Month-long qualities show discounts on stock that are updated every month. The blue-tagged best prices are clearances prices, which will be secured on the first and third Fridays of every month. These changes are pointed at promoting the organization's image as a higher-quality retailer such as Macy's that offers its items at a reduced value, practically identical to lower-close retailers like Kohl's (Wisner, Tan & Leong, 2009). The new Happy Return approach is intended to satisfy clients by permitting them to give back anything, whenever, anywhere, with no restrictions. If a client has a receipt, he or she can trade the item or get a full discount. If a client does not have a receipt, the item can even now be traded, or that a client can procure a complete discount in the form of a JC Penney gift card.
The new logo, which could be seen on the right side, is sleeker and more up-to-date.

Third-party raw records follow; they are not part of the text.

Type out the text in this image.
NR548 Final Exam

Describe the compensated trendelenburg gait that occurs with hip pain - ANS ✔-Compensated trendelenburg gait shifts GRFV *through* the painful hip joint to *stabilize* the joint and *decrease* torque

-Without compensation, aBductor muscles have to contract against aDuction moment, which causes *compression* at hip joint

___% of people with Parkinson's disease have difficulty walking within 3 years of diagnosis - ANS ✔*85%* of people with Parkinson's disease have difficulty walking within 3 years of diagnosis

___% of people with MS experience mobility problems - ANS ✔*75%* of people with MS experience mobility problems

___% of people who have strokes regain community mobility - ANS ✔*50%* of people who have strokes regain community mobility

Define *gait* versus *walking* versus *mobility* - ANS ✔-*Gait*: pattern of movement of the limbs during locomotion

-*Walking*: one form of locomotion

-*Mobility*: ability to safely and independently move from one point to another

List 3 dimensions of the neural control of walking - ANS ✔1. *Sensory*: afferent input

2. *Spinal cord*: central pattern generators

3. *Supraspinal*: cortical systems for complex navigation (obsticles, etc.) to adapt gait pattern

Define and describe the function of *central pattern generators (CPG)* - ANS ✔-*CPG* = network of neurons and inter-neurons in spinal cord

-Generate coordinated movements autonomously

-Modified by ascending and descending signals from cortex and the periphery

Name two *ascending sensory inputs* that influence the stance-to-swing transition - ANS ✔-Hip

The two squares connote the new fair-and-square pricing model. It is intended to look like the U.S. flag, representing the thought of patriotism, and suggesting that JC Penney is an approachable, All-American store. Continuing to gain by nostalgic parallels to a feeling of Americana, the expansive passageway passing through the center of the store is called Main Street, and the old-fashioned focal gems counters have been traded by a Town Square. Accompanying these changes is a new organizational face (Peterson, 2012). For instance, Ellen DeGeneres who worked for the organization as a teenager has recently been featured in different commercials displaying the new changes. Her role sparked disputes as traditionalist movements such as One Million Moms have dissented her position as the organization representative since she is a gay person. JC Penney has continued to stand by DeGeneres openly.